Solo after solo pushed his songs to the eight, nine, 10-minute mark and beyond. Way beyond. By the time Cindy Blackman ended her drawn-out drum solo in "Always on the Run," the tune felt longer than Lawrence of Arabia.
Kravitz has always borrowed from an assortment of '60s and '70s sources - from the Jim Morrison-issue leather pants to the Jimmy Page guitar fetish - and his show at the Allen Event Center also served as a reminder of his dedication to the long lost art of jamming.
Of course, like most improvisation, it often went awry. As a unit, his 10-piece band was impeccably tight, but as soloists, some of them ran out of fresh ideas in a hurry (except for sax players Harold Todd and Michael Sherman, who kept things short and funky).
When the interminable "Always on the Run" finally ended, Kravitz told fans "Thank you for your patience," although at that point, a lot of them had already slipped off on a beer-and-bathroom mission.
But if the show was aimless at times, at least there was no shortage of chutzpah.
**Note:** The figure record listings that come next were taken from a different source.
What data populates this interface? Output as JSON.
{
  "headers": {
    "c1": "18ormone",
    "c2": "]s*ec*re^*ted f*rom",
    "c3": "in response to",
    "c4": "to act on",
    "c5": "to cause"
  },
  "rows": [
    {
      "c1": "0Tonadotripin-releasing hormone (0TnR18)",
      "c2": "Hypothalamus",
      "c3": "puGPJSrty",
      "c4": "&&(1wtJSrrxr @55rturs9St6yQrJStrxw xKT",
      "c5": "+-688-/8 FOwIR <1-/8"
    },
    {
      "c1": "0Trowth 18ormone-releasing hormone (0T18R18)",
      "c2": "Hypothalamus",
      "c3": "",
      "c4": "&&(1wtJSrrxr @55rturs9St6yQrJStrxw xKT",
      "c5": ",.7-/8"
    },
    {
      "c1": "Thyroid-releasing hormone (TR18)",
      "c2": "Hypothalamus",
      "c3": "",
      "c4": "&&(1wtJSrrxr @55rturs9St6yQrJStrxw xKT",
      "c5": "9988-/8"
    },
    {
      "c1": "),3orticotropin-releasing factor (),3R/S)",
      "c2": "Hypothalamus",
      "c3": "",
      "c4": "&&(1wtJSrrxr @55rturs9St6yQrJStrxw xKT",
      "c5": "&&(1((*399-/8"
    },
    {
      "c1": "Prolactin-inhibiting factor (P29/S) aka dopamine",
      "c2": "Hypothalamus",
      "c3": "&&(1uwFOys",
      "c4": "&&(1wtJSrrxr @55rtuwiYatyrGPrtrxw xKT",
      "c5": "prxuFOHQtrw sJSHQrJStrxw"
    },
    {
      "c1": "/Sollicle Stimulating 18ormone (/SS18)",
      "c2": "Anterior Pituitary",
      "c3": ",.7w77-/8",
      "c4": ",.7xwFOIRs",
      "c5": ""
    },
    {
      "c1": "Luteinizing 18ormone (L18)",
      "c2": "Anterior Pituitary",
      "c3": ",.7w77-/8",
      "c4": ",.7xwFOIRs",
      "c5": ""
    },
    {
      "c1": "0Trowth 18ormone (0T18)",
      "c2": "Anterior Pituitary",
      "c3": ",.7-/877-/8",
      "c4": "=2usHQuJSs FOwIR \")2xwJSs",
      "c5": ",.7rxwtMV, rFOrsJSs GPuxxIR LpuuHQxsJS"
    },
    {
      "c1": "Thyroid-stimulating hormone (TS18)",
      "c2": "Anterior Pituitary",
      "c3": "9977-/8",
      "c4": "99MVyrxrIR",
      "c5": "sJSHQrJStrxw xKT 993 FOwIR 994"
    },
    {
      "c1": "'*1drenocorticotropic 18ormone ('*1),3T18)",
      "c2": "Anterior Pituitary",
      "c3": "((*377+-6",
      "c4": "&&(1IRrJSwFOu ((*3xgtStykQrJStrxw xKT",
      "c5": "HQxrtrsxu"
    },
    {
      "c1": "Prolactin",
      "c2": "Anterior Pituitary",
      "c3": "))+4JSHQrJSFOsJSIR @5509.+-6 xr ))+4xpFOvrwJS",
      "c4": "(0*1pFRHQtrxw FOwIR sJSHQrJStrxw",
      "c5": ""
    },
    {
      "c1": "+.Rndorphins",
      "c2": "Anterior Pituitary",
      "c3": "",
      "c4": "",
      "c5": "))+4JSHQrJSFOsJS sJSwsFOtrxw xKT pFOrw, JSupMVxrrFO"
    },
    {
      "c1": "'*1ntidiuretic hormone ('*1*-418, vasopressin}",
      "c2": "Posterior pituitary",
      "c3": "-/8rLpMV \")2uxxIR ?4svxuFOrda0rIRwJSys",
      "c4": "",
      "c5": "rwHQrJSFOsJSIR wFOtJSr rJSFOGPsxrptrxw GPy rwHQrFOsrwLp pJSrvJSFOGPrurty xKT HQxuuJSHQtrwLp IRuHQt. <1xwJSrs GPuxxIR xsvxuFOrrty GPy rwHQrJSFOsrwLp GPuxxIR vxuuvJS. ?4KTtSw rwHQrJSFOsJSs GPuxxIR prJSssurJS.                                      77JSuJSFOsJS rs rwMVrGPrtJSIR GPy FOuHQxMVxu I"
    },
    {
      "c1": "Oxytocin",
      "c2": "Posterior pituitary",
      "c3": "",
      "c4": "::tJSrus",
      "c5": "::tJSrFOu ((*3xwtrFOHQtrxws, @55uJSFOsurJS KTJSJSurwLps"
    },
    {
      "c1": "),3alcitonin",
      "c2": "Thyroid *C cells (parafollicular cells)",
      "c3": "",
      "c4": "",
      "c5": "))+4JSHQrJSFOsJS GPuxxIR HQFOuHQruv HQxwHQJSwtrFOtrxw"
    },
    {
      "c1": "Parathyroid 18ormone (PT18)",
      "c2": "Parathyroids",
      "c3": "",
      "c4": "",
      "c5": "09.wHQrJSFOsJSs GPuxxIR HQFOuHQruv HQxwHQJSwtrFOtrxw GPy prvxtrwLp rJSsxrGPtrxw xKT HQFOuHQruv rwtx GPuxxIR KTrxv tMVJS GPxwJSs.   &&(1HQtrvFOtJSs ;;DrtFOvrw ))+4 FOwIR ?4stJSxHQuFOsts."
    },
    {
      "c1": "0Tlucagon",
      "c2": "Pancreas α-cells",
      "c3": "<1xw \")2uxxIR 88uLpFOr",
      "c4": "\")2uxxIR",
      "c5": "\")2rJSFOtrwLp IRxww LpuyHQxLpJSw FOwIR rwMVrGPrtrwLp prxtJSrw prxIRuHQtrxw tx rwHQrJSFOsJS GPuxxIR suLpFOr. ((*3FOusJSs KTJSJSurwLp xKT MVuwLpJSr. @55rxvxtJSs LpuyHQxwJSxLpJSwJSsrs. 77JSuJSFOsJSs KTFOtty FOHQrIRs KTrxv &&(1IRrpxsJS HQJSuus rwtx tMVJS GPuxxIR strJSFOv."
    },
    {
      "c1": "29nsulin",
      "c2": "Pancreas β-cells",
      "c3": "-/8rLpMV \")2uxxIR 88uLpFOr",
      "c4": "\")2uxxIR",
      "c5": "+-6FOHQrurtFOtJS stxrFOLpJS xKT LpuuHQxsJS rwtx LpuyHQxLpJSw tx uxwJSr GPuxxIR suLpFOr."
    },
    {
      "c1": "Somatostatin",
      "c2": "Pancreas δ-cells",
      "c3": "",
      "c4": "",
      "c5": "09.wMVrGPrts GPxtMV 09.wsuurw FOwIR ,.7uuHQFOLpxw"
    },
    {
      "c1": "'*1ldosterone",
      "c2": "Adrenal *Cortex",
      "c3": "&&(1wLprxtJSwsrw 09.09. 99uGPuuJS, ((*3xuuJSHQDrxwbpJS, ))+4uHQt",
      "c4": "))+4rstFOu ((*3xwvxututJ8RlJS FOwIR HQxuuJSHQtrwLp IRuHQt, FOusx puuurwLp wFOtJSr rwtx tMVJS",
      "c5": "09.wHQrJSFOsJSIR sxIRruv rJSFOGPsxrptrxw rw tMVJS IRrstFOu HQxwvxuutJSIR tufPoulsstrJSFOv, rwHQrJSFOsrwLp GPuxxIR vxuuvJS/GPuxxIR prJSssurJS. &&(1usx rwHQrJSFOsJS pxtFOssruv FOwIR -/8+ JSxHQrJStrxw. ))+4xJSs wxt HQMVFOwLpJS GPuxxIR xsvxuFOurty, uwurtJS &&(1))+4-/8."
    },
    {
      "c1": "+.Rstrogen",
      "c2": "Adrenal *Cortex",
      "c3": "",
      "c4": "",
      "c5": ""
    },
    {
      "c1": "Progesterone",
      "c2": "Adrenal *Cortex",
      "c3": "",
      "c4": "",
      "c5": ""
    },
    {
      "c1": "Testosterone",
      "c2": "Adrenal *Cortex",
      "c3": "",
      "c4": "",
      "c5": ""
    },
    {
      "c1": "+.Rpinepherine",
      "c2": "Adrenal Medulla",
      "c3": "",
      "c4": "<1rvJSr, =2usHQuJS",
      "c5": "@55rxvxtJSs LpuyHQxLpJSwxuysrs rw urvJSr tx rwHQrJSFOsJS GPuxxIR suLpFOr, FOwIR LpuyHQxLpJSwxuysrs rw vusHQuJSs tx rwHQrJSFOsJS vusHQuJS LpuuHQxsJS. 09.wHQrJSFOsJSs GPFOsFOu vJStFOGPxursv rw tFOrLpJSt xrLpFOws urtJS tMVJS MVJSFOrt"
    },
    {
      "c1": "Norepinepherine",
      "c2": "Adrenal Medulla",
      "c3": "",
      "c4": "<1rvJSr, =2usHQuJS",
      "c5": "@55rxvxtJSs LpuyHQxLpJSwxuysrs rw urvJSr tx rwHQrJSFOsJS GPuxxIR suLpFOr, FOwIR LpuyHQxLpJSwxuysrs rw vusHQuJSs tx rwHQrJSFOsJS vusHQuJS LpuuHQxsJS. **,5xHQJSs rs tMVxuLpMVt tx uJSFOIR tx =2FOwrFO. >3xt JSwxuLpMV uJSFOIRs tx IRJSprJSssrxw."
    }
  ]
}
At this point in his 25-year career, Kravitz could have easily breezed through all his hits and left it at that. Instead, he bypassed obvious choices ("Rock And Roll is Dead, "Dig In," "Again") and poured energy into lesser-known gems like 1993's stormy "Sister" and 2008's slinky funk workout "Dancin' Til Dawn.
Playing on a stage without video screens, the singer and his band performed in front of simple wall of metal scaffolding, bathed in basic white mood lighting. Kravitz was all the visual pizzazz that was needed.
At 51, he was still in fine form - vocally and physically - as he jumped, strutted, performed a leather jacket striptease and dropped to his knees in front of longtime guitarist Craig Ross in a move straight out of the Ziggy Stardust playbook. When a trio of fans held up placards claiming it was their birthdays, Kravitz stopped the show and climbed into the crowd for a long meet-and-hug session with almost everyone in the first four rows.
In wake of his recent wardrobe malfunction onstage in Stockholm, he wisely refrained from doing any squats Wednesday night, lest he split his trousers once again. Kravitz may be an expert in 1960s fashion, but he's learned the hard way that they just don't make leather pants as sturdy as they used to.